Os dois últimos anos tinham sido a maior descoberta da minha vida.
Começara por deixar a casa da família em Santa Maria, onde passei a minha infância e adolescência, para vir fazer os últimos dois anos do Liceu para Ponta Delgada, o meu concelho de nascimento, mas onde até então só vinha de férias uma vez por ano. A cidade era pois, para mim, então um espaço novo e grande, quando comparada com os limites do bairro da Belavista onde vivera ou com a rua direita de Vila do Porto.
É certo que o cosmopolitismo de Santa Maria nos anos sessenta, moldado por muita gente de passagem que trabalhava no grande Aeroporto e as frequentes viagens ao estrangeiro e a Lisboa, me prepararam sem saber, para o encontro com a cidade, mas o início do ano letivo de 1972, fora para mim um deslumbramento. As novas disciplinas da alínea E (Direito) ajudaram: a filosofia dada pelo Mestre Rui Galvão de Carvalho, como gostava que o chamássemos, a organização política, o Latim e o Alemão completavam um encontro com novos saberes. Lia-se muito e as tertúlias no João Luís e no Gil, cafés que pontificavam na nossa preferência, eram espaços de convívio e discussão. O Gil era claramente um café diferente que vendia o Comércio do Funchal, o República e exibia ao lado das caixas de chocolate e dos bolos com creme, os livros proibidos da Compasso do tempo ou as últimas novidades literárias.
Descobri também novos amigos que se tornaram próximos, colegas de carteira com quem se estudava, partilhavam-se as ideias e os sonhos. O António João, o Pedro Paulo, o Rui Melo, o Zé Alberto, o Mariano Bonito e o Carlos César faziam parte deste grupo que a vida e o destino mais tarde, encarregaram-se de separar.
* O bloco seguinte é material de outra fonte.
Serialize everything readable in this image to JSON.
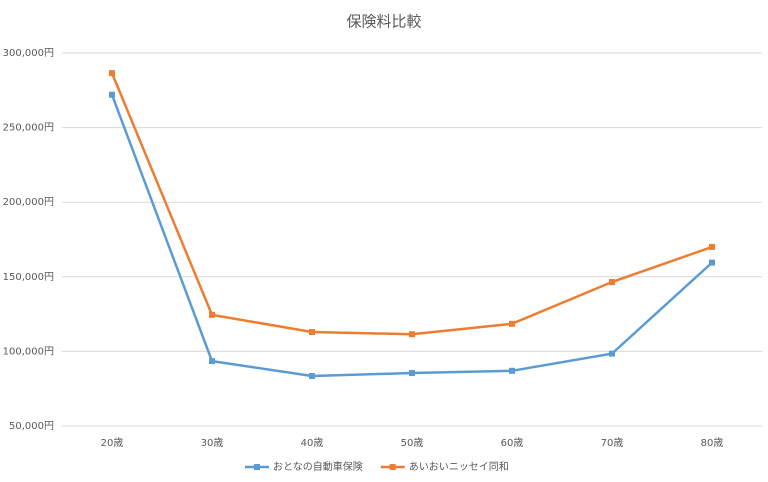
{
  "chart_data": {
    "type": "line",
    "title": "保険料比較",
    "categories": [
      "20歳",
      "30歳",
      "40歳",
      "50歳",
      "60歳",
      "70歳",
      "80歳"
    ],
    "series": [
      {
        "name": "おとなの自動車保険",
        "color": "#5b9bd5",
        "values": [
          272000,
          93500,
          83500,
          85500,
          87000,
          98500,
          159500
        ]
      },
      {
        "name": "あいおいニッセイ同和",
        "color": "#ed7d31",
        "values": [
          286500,
          124500,
          113000,
          111500,
          118500,
          146500,
          170000
        ]
      }
    ],
    "ylim": [
      50000,
      300000
    ],
    "yticks": [
      {
        "value": 50000,
        "label": "50,000円"
      },
      {
        "value": 100000,
        "label": "100,000円"
      },
      {
        "value": 150000,
        "label": "150,000円"
      },
      {
        "value": 200000,
        "label": "200,000円"
      },
      {
        "value": 250000,
        "label": "250,000円"
      },
      {
        "value": 300000,
        "label": "300,000円"
      }
    ],
    "grid": true
  }
}
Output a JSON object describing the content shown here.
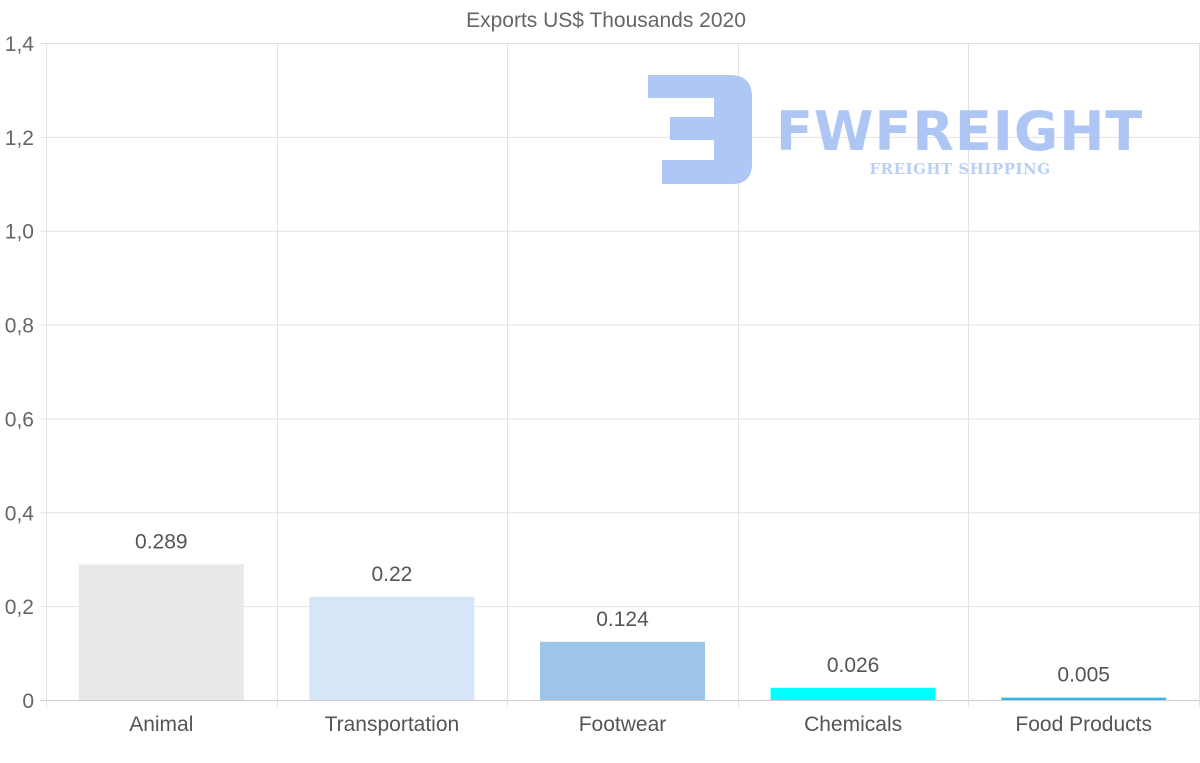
{
  "chart_data": {
    "type": "bar",
    "title": "Exports US$ Thousands 2020",
    "categories": [
      "Animal",
      "Transportation",
      "Footwear",
      "Chemicals",
      "Food Products"
    ],
    "values": [
      0.289,
      0.22,
      0.124,
      0.026,
      0.005
    ],
    "value_labels": [
      "0.289",
      "0.22",
      "0.124",
      "0.026",
      "0.005"
    ],
    "colors": [
      "#e8e8e8",
      "#d6e6f8",
      "#9dc5e8",
      "#00ffff",
      "#33b8e8"
    ],
    "ylim": [
      0,
      1.4
    ],
    "yticks": [
      0,
      0.2,
      0.4,
      0.6,
      0.8,
      1.0,
      1.2,
      1.4
    ],
    "ytick_labels": [
      "0",
      "0,2",
      "0,4",
      "0,6",
      "0,8",
      "1,0",
      "1,2",
      "1,4"
    ],
    "xlabel": "",
    "ylabel": "",
    "grid": true,
    "legend": "none"
  },
  "watermark": {
    "name": "FWFREIGHT",
    "tagline": "FREIGHT SHIPPING",
    "color": "#aac4f4"
  }
}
Esses dois anos foram marcados por acontecimentos que me tocavam em particular, na perspetiva de Católico liberal como então me sentia-o caso da Capela do Rato e as suas repercussões na relação do Estado com a Igreja e os polémicos livros a que se sucedeu a prisão e julgamento do Padre Mário Oliveira da Macieira da Lixa, já desaparecido e que depois evoluiu para muito longe daquela que se constituiu então como símbolo de uma diferente leitura do Evangelho.
Estes episódios e o que nos ia chegando muito pela mão do Carlos, através da “literatura” que íamos buscar ao Colégio do Infante, adensavam a convicção que o regime que nos governava não servia e não duraria muito.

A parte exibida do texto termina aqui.